Giocando con le parole e con generi di ogni sorta di ogni epoca, infatti, dal musical alle colonne sonore disneyane, dalla canzone d’autore all’elettronica e ai cori alpini, i poliedrici artisti, altresì abilissimi polistrumentisti, si fanno beffa dei più moderni mezzi di comunicazione attraverso le parodie di canzoni famose, imboccando un rocambolesco viaggio a ritroso che, ciclicamente, riproietta nel futuro. Il quale altro non è che l’attuale presente. Una scatola del metaverso dove tutto sembra il contrario di tutto, ed esibizione dopo esibizione, gli Oblivion compongono una playlist raffinatamente dissacratoria dei costumi e delle professioni del mondo contemporaneo: assistenti virtuali, influencer, copy. Nulla di più “antico”, in fondo, dato che la promozione di sé è sempre esistita. E cosi, il pensiero scientifico di Galileo sui moti della Terra trova di vulgazione in un video a ritmo di rap, postato su TikTok; i Promessi Sposi di Manzoni cercano nuove narrazioni in blasonate serie tv, mentre, girando il contenitore all’incontrario, il format del documentario by Piero Angela, diventa il buco della serratura dal quale spiare il comportamento di due particolari specie umane: il leone da tastiera e il Rider Deliveroo, eterno precario alla disperata ricerca di un numero civico.

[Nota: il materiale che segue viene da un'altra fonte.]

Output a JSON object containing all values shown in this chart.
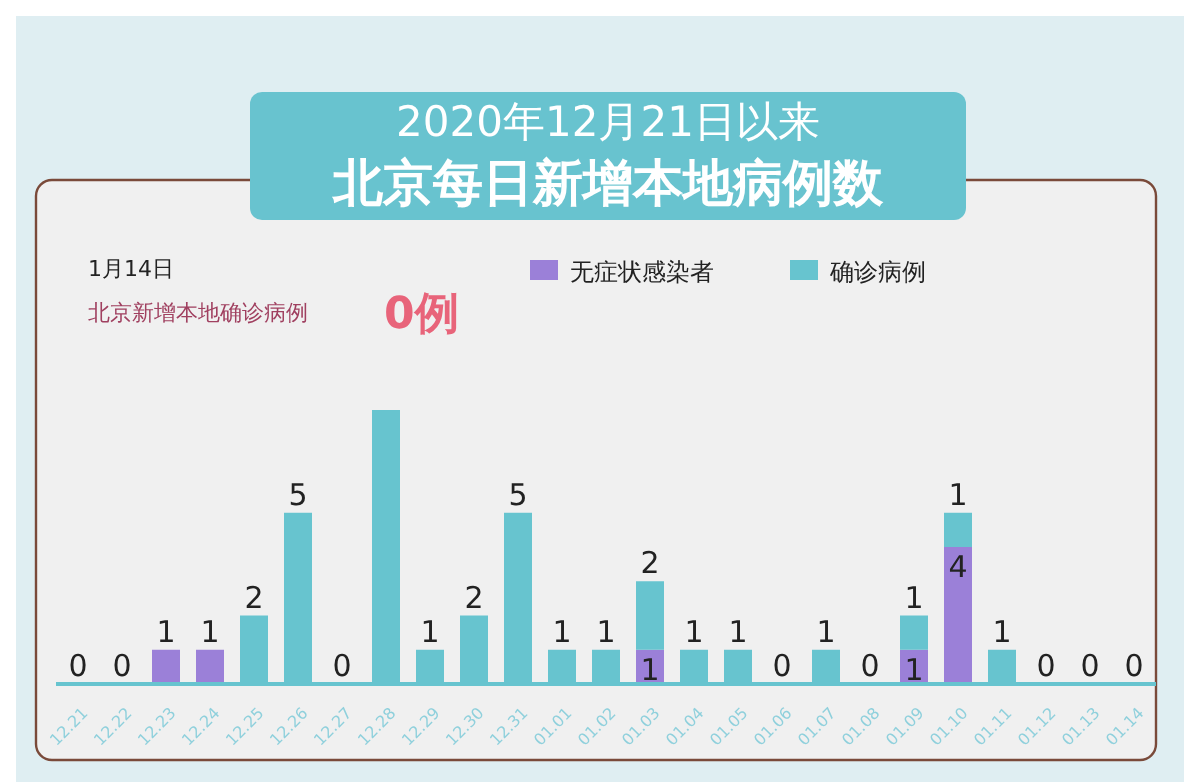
{
  "chart_data": {
    "type": "bar",
    "title": "2020年12月21日以来",
    "subtitle": "北京每日新增本地病例数",
    "categories": [
      "12.21",
      "12.22",
      "12.23",
      "12.24",
      "12.25",
      "12.26",
      "12.27",
      "12.28",
      "12.29",
      "12.30",
      "12.31",
      "01.01",
      "01.02",
      "01.03",
      "01.04",
      "01.05",
      "01.06",
      "01.07",
      "01.08",
      "01.09",
      "01.10",
      "01.11",
      "01.12",
      "01.13",
      "01.14"
    ],
    "stacked": true,
    "legend": "top right",
    "series": [
      {
        "name": "无症状感染者",
        "color": "#9b80d8",
        "values": [
          0,
          0,
          1,
          1,
          0,
          0,
          0,
          0,
          0,
          0,
          0,
          0,
          0,
          1,
          0,
          0,
          0,
          0,
          0,
          1,
          4,
          0,
          0,
          0,
          0
        ],
        "value_labels": [
          null,
          null,
          "1",
          "1",
          null,
          null,
          null,
          null,
          null,
          null,
          null,
          null,
          null,
          "1",
          null,
          null,
          null,
          null,
          null,
          "1",
          "4",
          null,
          null,
          null,
          null
        ]
      },
      {
        "name": "确诊病例",
        "color": "#67c4cf",
        "values": [
          0,
          0,
          0,
          0,
          2,
          5,
          0,
          8,
          1,
          2,
          5,
          1,
          1,
          2,
          1,
          1,
          0,
          1,
          0,
          1,
          1,
          1,
          0,
          0,
          0
        ],
        "value_labels": [
          "0",
          "0",
          null,
          null,
          "2",
          "5",
          "0",
          null,
          "1",
          "2",
          "5",
          "1",
          "1",
          "2",
          "1",
          "1",
          "0",
          "1",
          "0",
          "1",
          "1",
          "1",
          "0",
          "0",
          "0"
        ]
      }
    ],
    "annotations": [
      "1月14日",
      "北京新增本地确诊病例",
      "0例"
    ]
  }
}
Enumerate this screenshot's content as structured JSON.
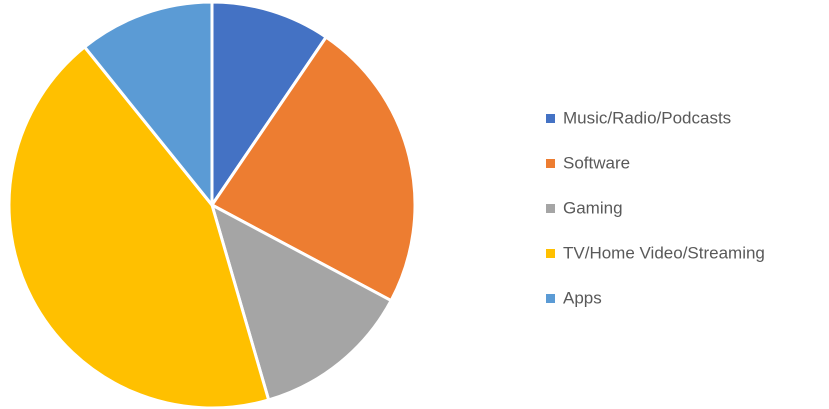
{
  "chart_data": {
    "type": "pie",
    "categories": [
      "Music/Radio/Podcasts",
      "Software",
      "Gaming",
      "TV/Home Video/Streaming",
      "Apps"
    ],
    "values": [
      9.5,
      23.3,
      12.7,
      43.7,
      10.8
    ],
    "colors": [
      "#4472c4",
      "#ed7d31",
      "#a5a5a5",
      "#ffc000",
      "#5b9bd5"
    ],
    "legend": "right"
  }
}
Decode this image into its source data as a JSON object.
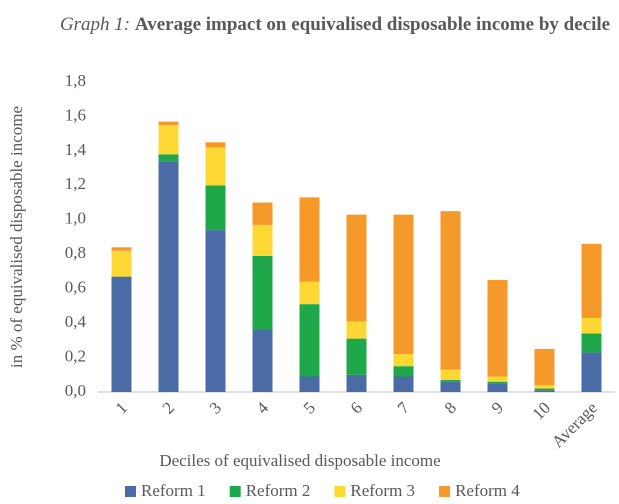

Nella satira musicale oblivionesca c’è spazio sia per la risata più leggera che per quel riso amaro capace di ricondurci alla consapevolezza di limiti e opportunità del nostro tempo. Un racconto goliardico e pungente, in cui oltre a tanti successi sanremesi alfiorano immortali tormentoni come «T’appartengo» di Ambra Angiolini, «Mon amour» di Annalisa, il neomelodico di Andrea Sannino. L’oggi diventa in pratica una materia di studio e ricerca da indagare direttamente sul palco – come in una sorta di laboratorio antropologico a porte aperte – e sotto la loro lente ironicamente deformante finiscono anche retaggi di civiltà post moderna quali «sessismo» e «patriarcato», fino al più recente «politically correct».